Phylogenetic Analysis of Ammonia Monooxygenase (amoa) Genes From Desert Caves

Abstract

Nitrification is the process by which ammonia is oxidized to nitrate, and is an important biogeochemical reaction in the global nitrogen cycle. This process is catalyzed by ammonia monooxygenase (AMO), which is encoded by the amoA gene. Both bacteria (ammonia-oxidizing bacteria, or AOB) and archaea (ammonia-oxidizing archaea, or AOA) are capable of carrying out ammonia oxidation. This project focuses on the phylogenetic analysis of novel amoA genes from microorganisms found in caves. Through this project, amoA genes from two new metagenomes from Lehman Caves in Nevada and Lechuguilla Cave in New Mexico are being analyzed. Other amoA sequences used for phylogenetic comparison are being compiled from the scientific literature, including amoA studies that go back more than 23 years, as well as from metagenomes from other cave systems.

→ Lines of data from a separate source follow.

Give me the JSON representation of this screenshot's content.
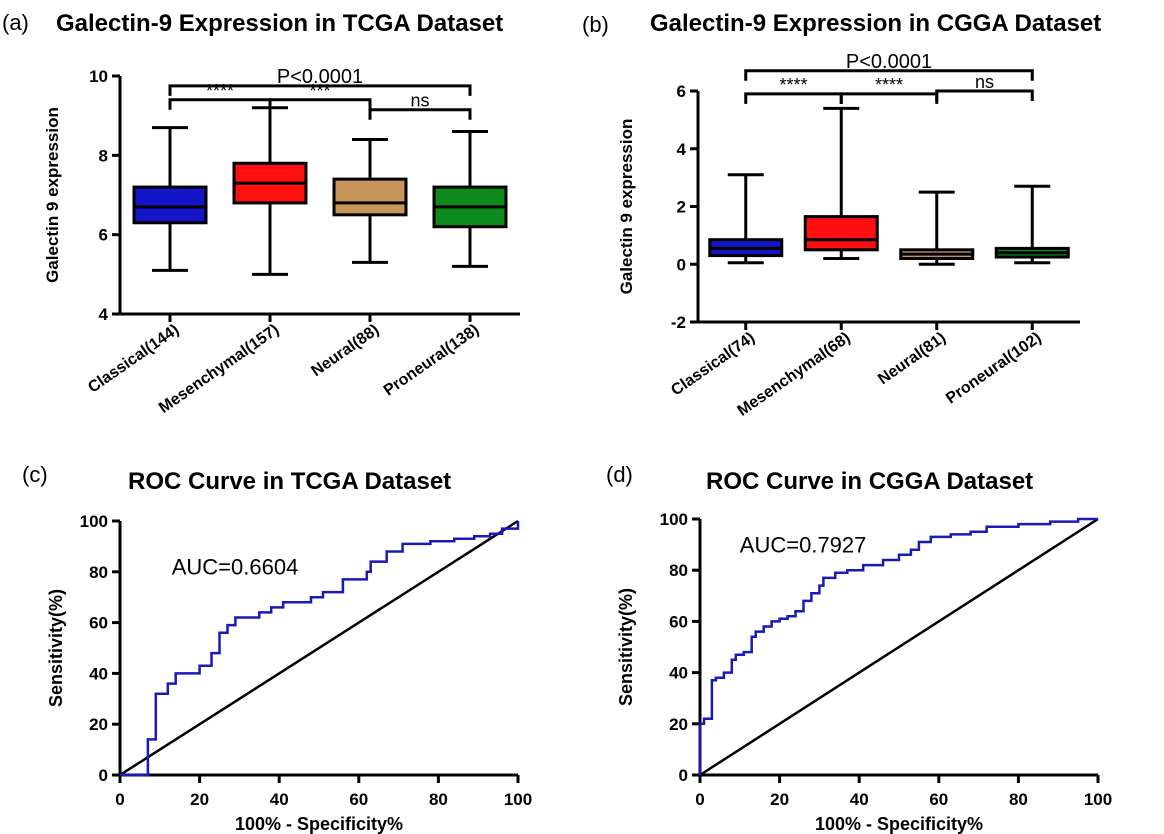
{
  "panels": {
    "a": {
      "tag": "(a)",
      "title": "Galectin-9 Expression in TCGA Dataset"
    },
    "b": {
      "tag": "(b)",
      "title": "Galectin-9 Expression in CGGA Dataset"
    },
    "c": {
      "tag": "(c)",
      "title": "ROC Curve in TCGA Dataset"
    },
    "d": {
      "tag": "(d)",
      "title": "ROC Curve in CGGA Dataset"
    }
  },
  "chart_data": [
    {
      "id": "a",
      "type": "box",
      "title": "Galectin-9 Expression in TCGA Dataset",
      "ylabel": "Galectin 9 expression",
      "xlabel": "",
      "ylim": [
        4,
        10
      ],
      "yticks": [
        4,
        6,
        8,
        10
      ],
      "categories": [
        "Classical(144)",
        "Mesenchymal(157)",
        "Neural(88)",
        "Proneural(138)"
      ],
      "colors": [
        "#1515c8",
        "#ff1010",
        "#c8965a",
        "#0e8a1c"
      ],
      "boxes": [
        {
          "min": 5.1,
          "q1": 6.3,
          "median": 6.7,
          "q3": 7.2,
          "max": 8.7
        },
        {
          "min": 5.0,
          "q1": 6.8,
          "median": 7.3,
          "q3": 7.8,
          "max": 9.2
        },
        {
          "min": 5.3,
          "q1": 6.5,
          "median": 6.8,
          "q3": 7.4,
          "max": 8.4
        },
        {
          "min": 5.2,
          "q1": 6.2,
          "median": 6.7,
          "q3": 7.2,
          "max": 8.6
        }
      ],
      "comparisons": [
        {
          "from": 0,
          "to": 3,
          "label": "P<0.0001",
          "y": 9.75
        },
        {
          "from": 0,
          "to": 1,
          "label": "****",
          "y": 9.4
        },
        {
          "from": 1,
          "to": 2,
          "label": "***",
          "y": 9.4
        },
        {
          "from": 2,
          "to": 3,
          "label": "ns",
          "y": 9.15
        }
      ]
    },
    {
      "id": "b",
      "type": "box",
      "title": "Galectin-9 Expression in CGGA Dataset",
      "ylabel": "Galectin 9 expression",
      "xlabel": "",
      "ylim": [
        -2,
        6
      ],
      "yticks": [
        -2,
        0,
        2,
        4,
        6
      ],
      "categories": [
        "Classical(74)",
        "Mesenchymal(68)",
        "Neural(81)",
        "Proneural(102)"
      ],
      "colors": [
        "#1515c8",
        "#ff1010",
        "#c8965a",
        "#0e8a1c"
      ],
      "boxes": [
        {
          "min": 0.05,
          "q1": 0.3,
          "median": 0.55,
          "q3": 0.85,
          "max": 3.1
        },
        {
          "min": 0.2,
          "q1": 0.5,
          "median": 0.85,
          "q3": 1.65,
          "max": 5.4
        },
        {
          "min": 0.0,
          "q1": 0.2,
          "median": 0.35,
          "q3": 0.5,
          "max": 2.5
        },
        {
          "min": 0.05,
          "q1": 0.25,
          "median": 0.4,
          "q3": 0.55,
          "max": 2.7
        }
      ],
      "comparisons": [
        {
          "from": 0,
          "to": 3,
          "label": "P<0.0001",
          "y": 6.7
        },
        {
          "from": 0,
          "to": 1,
          "label": "****",
          "y": 5.9
        },
        {
          "from": 1,
          "to": 2,
          "label": "****",
          "y": 5.9
        },
        {
          "from": 2,
          "to": 3,
          "label": "ns",
          "y": 6.0
        }
      ]
    },
    {
      "id": "c",
      "type": "line",
      "title": "ROC Curve in TCGA Dataset",
      "xlabel": "100% - Specificity%",
      "ylabel": "Sensitivity(%)",
      "xlim": [
        0,
        100
      ],
      "ylim": [
        0,
        100
      ],
      "xticks": [
        0,
        20,
        40,
        60,
        80,
        100
      ],
      "yticks": [
        0,
        20,
        40,
        60,
        80,
        100
      ],
      "annotation": "AUC=0.6604",
      "curve_color": "#1a1ab4",
      "reference_line": [
        [
          0,
          0
        ],
        [
          100,
          100
        ]
      ],
      "roc": [
        [
          0,
          0
        ],
        [
          7,
          0
        ],
        [
          7,
          14
        ],
        [
          9,
          14
        ],
        [
          9,
          32
        ],
        [
          12,
          32
        ],
        [
          12,
          36
        ],
        [
          14,
          36
        ],
        [
          14,
          40
        ],
        [
          20,
          40
        ],
        [
          20,
          43
        ],
        [
          23,
          43
        ],
        [
          23,
          48
        ],
        [
          25,
          48
        ],
        [
          25,
          56
        ],
        [
          27,
          56
        ],
        [
          27,
          59
        ],
        [
          29,
          59
        ],
        [
          29,
          62
        ],
        [
          35,
          62
        ],
        [
          35,
          64
        ],
        [
          38,
          64
        ],
        [
          38,
          66
        ],
        [
          41,
          66
        ],
        [
          41,
          68
        ],
        [
          48,
          68
        ],
        [
          48,
          70
        ],
        [
          51,
          70
        ],
        [
          51,
          72
        ],
        [
          56,
          72
        ],
        [
          56,
          77
        ],
        [
          62,
          77
        ],
        [
          62,
          80
        ],
        [
          63,
          80
        ],
        [
          63,
          84
        ],
        [
          67,
          84
        ],
        [
          67,
          88
        ],
        [
          71,
          88
        ],
        [
          71,
          91
        ],
        [
          78,
          91
        ],
        [
          78,
          92
        ],
        [
          84,
          92
        ],
        [
          84,
          93
        ],
        [
          89,
          93
        ],
        [
          89,
          94
        ],
        [
          93,
          94
        ],
        [
          93,
          95
        ],
        [
          96,
          95
        ],
        [
          96,
          97
        ],
        [
          100,
          97
        ],
        [
          100,
          100
        ]
      ]
    },
    {
      "id": "d",
      "type": "line",
      "title": "ROC Curve in CGGA Dataset",
      "xlabel": "100% - Specificity%",
      "ylabel": "Sensitivity(%)",
      "xlim": [
        0,
        100
      ],
      "ylim": [
        0,
        100
      ],
      "xticks": [
        0,
        20,
        40,
        60,
        80,
        100
      ],
      "yticks": [
        0,
        20,
        40,
        60,
        80,
        100
      ],
      "annotation": "AUC=0.7927",
      "curve_color": "#1a1ab4",
      "reference_line": [
        [
          0,
          0
        ],
        [
          100,
          100
        ]
      ],
      "roc": [
        [
          0,
          0
        ],
        [
          0,
          20
        ],
        [
          1,
          20
        ],
        [
          1,
          22
        ],
        [
          3,
          22
        ],
        [
          3,
          37
        ],
        [
          4,
          37
        ],
        [
          4,
          38
        ],
        [
          6,
          38
        ],
        [
          6,
          40
        ],
        [
          8,
          40
        ],
        [
          8,
          45
        ],
        [
          9,
          45
        ],
        [
          9,
          47
        ],
        [
          11,
          47
        ],
        [
          11,
          48
        ],
        [
          13,
          48
        ],
        [
          13,
          54
        ],
        [
          14,
          54
        ],
        [
          14,
          56
        ],
        [
          16,
          56
        ],
        [
          16,
          58
        ],
        [
          18,
          58
        ],
        [
          18,
          60
        ],
        [
          20,
          60
        ],
        [
          20,
          61
        ],
        [
          22,
          61
        ],
        [
          22,
          62
        ],
        [
          24,
          62
        ],
        [
          24,
          64
        ],
        [
          26,
          64
        ],
        [
          26,
          68
        ],
        [
          28,
          68
        ],
        [
          28,
          71
        ],
        [
          30,
          71
        ],
        [
          30,
          74
        ],
        [
          31,
          74
        ],
        [
          31,
          77
        ],
        [
          34,
          77
        ],
        [
          34,
          79
        ],
        [
          37,
          79
        ],
        [
          37,
          80
        ],
        [
          41,
          80
        ],
        [
          41,
          82
        ],
        [
          46,
          82
        ],
        [
          46,
          84
        ],
        [
          50,
          84
        ],
        [
          50,
          86
        ],
        [
          53,
          86
        ],
        [
          53,
          88
        ],
        [
          55,
          88
        ],
        [
          55,
          91
        ],
        [
          58,
          91
        ],
        [
          58,
          93
        ],
        [
          63,
          93
        ],
        [
          63,
          94
        ],
        [
          68,
          94
        ],
        [
          68,
          95
        ],
        [
          72,
          95
        ],
        [
          72,
          97
        ],
        [
          80,
          97
        ],
        [
          80,
          98
        ],
        [
          88,
          98
        ],
        [
          88,
          99
        ],
        [
          95,
          99
        ],
        [
          95,
          100
        ],
        [
          100,
          100
        ]
      ]
    }
  ]
}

At least one bacterial and one archaeal amoA have been identified so far, and preliminary BLAST analysis showed that these likely originated from close relatives of known ammonia oxidizers, including Nitrosomonas spp., and an unknown archaea. Detailed phylogenetic analysis shows that the amoA from the ammonia-oxidizing bacterium is most closely related to Nitrosomonas spp. and to amoA recovered from other caves, as well as several pmoA sequences, indicating potential use of trace methane. We are now performing additional phylogenetic analyses to further classify these new amoA sequences and explore the evolution of ammonia-oxidizing microorganisms in caves, as well as to further explore the potential use of trace methane as an energy resource in desert caves. The work from this project will be used in future research aimed at uncovering new ammonia-oxidizing cave microorganisms and exploring their role in the subterranean nitrogen cycle.